Qwen/Qwen3-Next-80B-A3B-Thinking
As discussed in https://huggingface.co/mradermacher/model_requests/discussions/1449 we are not providing any Qwen3NextForCausalLM based models until https://github.com/ggml-org/llama.cpp/pull/16095 is merged. Especially with the current devastating stability issues Qwen3NextForCausalLM GGUFs are useless for any reasonable use case as after 139 tokens even the smaller models completely break down while larger break down even quicker. There are some serious precision issue inside its llama.cpp implementation that needs to be addressed first.
As far I can see there still was no solution found to the devastating precision issue. I don't get why everyone wants quants that totally break after generating a sentence. There is also the issue of them still introducing compatibility breaking changes. Just yesterday they implemented one that made all previous GGUFs of this model useless.

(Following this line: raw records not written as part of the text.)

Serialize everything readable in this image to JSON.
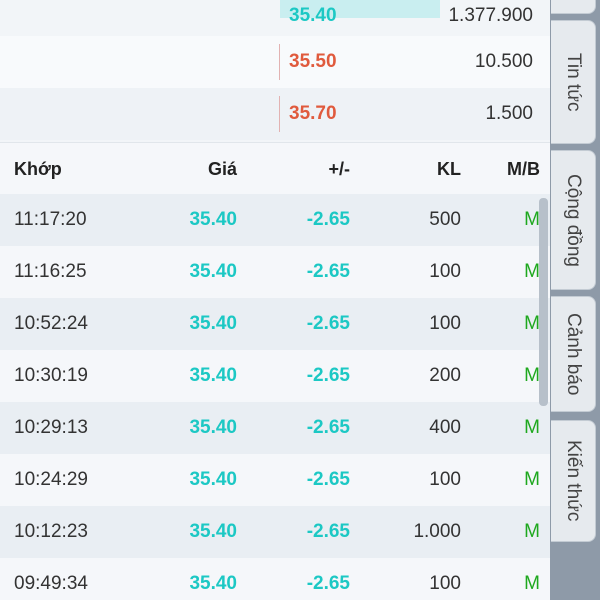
{
  "order_book": [
    {
      "price": "35.40",
      "volume": "1.377.900",
      "price_color": "#1cc8c4",
      "highlighted": true
    },
    {
      "price": "35.50",
      "volume": "10.500",
      "price_color": "#e05a3d",
      "highlighted": false
    },
    {
      "price": "35.70",
      "volume": "1.500",
      "price_color": "#e05a3d",
      "highlighted": false
    }
  ],
  "trades_header": {
    "time": "Khớp",
    "price": "Giá",
    "change": "+/-",
    "volume": "KL",
    "side": "M/B"
  },
  "trades": [
    {
      "time": "11:17:20",
      "price": "35.40",
      "change": "-2.65",
      "volume": "500",
      "side": "M"
    },
    {
      "time": "11:16:25",
      "price": "35.40",
      "change": "-2.65",
      "volume": "100",
      "side": "M"
    },
    {
      "time": "10:52:24",
      "price": "35.40",
      "change": "-2.65",
      "volume": "100",
      "side": "M"
    },
    {
      "time": "10:30:19",
      "price": "35.40",
      "change": "-2.65",
      "volume": "200",
      "side": "M"
    },
    {
      "time": "10:29:13",
      "price": "35.40",
      "change": "-2.65",
      "volume": "400",
      "side": "M"
    },
    {
      "time": "10:24:29",
      "price": "35.40",
      "change": "-2.65",
      "volume": "100",
      "side": "M"
    },
    {
      "time": "10:12:23",
      "price": "35.40",
      "change": "-2.65",
      "volume": "1.000",
      "side": "M"
    },
    {
      "time": "09:49:34",
      "price": "35.40",
      "change": "-2.65",
      "volume": "100",
      "side": "M"
    }
  ],
  "tabs": [
    {
      "label": "Tin tức"
    },
    {
      "label": "Cộng đồng"
    },
    {
      "label": "Cảnh báo"
    },
    {
      "label": "Kiến thức"
    }
  ],
  "colors": {
    "accent_teal": "#1cc8c4",
    "ask_red": "#e05a3d",
    "buy_green": "#1ea81e"
  }
}
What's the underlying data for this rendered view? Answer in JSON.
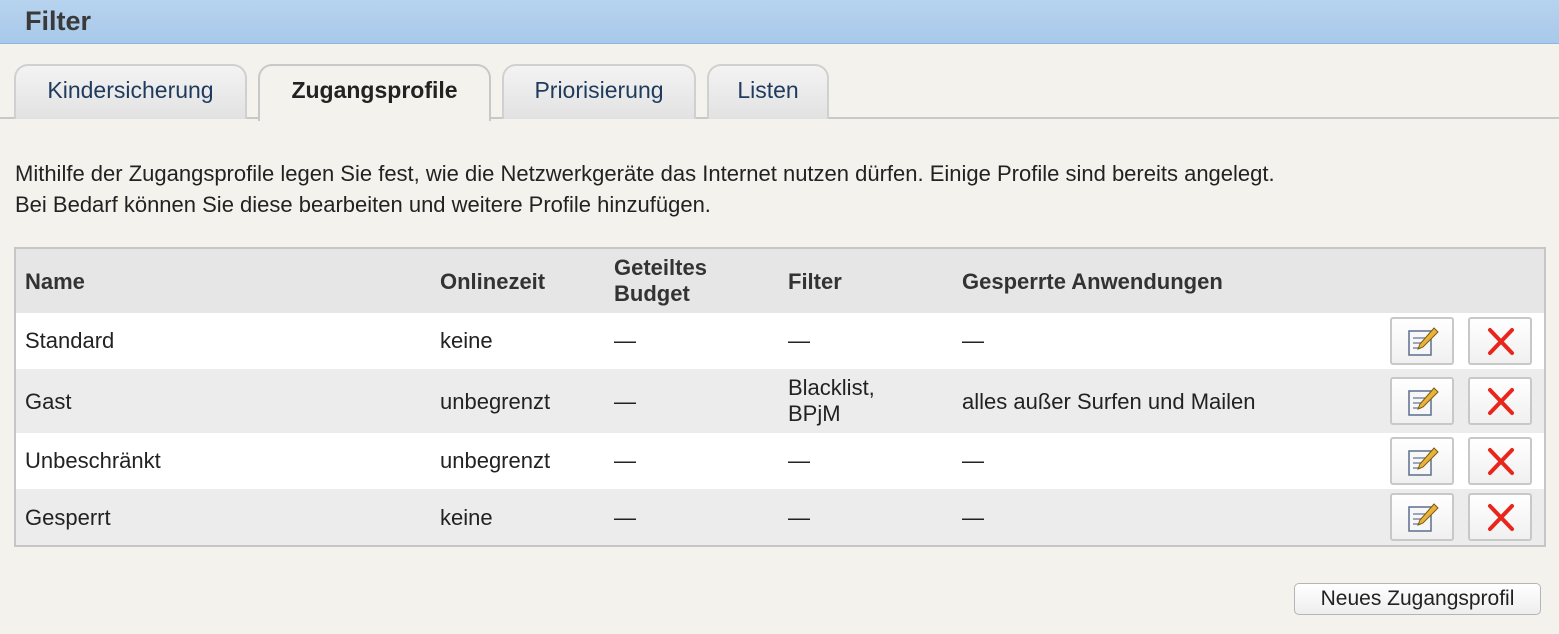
{
  "header": {
    "title": "Filter"
  },
  "tabs": [
    {
      "label": "Kindersicherung",
      "active": false
    },
    {
      "label": "Zugangsprofile",
      "active": true
    },
    {
      "label": "Priorisierung",
      "active": false
    },
    {
      "label": "Listen",
      "active": false
    }
  ],
  "intro": {
    "line1": "Mithilfe der Zugangsprofile legen Sie fest, wie die Netzwerkgeräte das Internet nutzen dürfen. Einige Profile sind bereits angelegt.",
    "line2": "Bei Bedarf können Sie diese bearbeiten und weitere Profile hinzufügen."
  },
  "table": {
    "headers": {
      "name": "Name",
      "onlinezeit": "Onlinezeit",
      "budget_line1": "Geteiltes",
      "budget_line2": "Budget",
      "filter": "Filter",
      "gesperrt": "Gesperrte Anwendungen"
    },
    "rows": [
      {
        "name": "Standard",
        "onlinezeit": "keine",
        "budget": "—",
        "filter_line1": "—",
        "filter_line2": "",
        "gesperrt": "—"
      },
      {
        "name": "Gast",
        "onlinezeit": "unbegrenzt",
        "budget": "—",
        "filter_line1": "Blacklist,",
        "filter_line2": "BPjM",
        "gesperrt": "alles außer Surfen und Mailen"
      },
      {
        "name": "Unbeschränkt",
        "onlinezeit": "unbegrenzt",
        "budget": "—",
        "filter_line1": "—",
        "filter_line2": "",
        "gesperrt": "—"
      },
      {
        "name": "Gesperrt",
        "onlinezeit": "keine",
        "budget": "—",
        "filter_line1": "—",
        "filter_line2": "",
        "gesperrt": "—"
      }
    ]
  },
  "actions": {
    "new_profile_label": "Neues Zugangsprofil"
  },
  "colors": {
    "header_bg": "#b7d3ee",
    "page_bg": "#f4f2ed",
    "delete_red": "#e8261c"
  },
  "icons": {
    "edit": "edit-icon",
    "delete": "delete-icon"
  }
}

Generally if users have to compile llama.cpp from source I assume they would also be able to use convert_hf_to_gguf.py and llama-quantize to create their own quants.
Apparently the model has 5D tensors but llama-imatrix only supports 2D tensors except for MLA for which it supports 3D tensors so no idea how things will go there for 5D tensors. So maybe even after official support for this model is merged, we might only see static quants or imatrix quants with 5D tensors statically quantified. This might turn out to be an turns out to be a non-issue depending on how the architecture gets implemented in llama.cpp.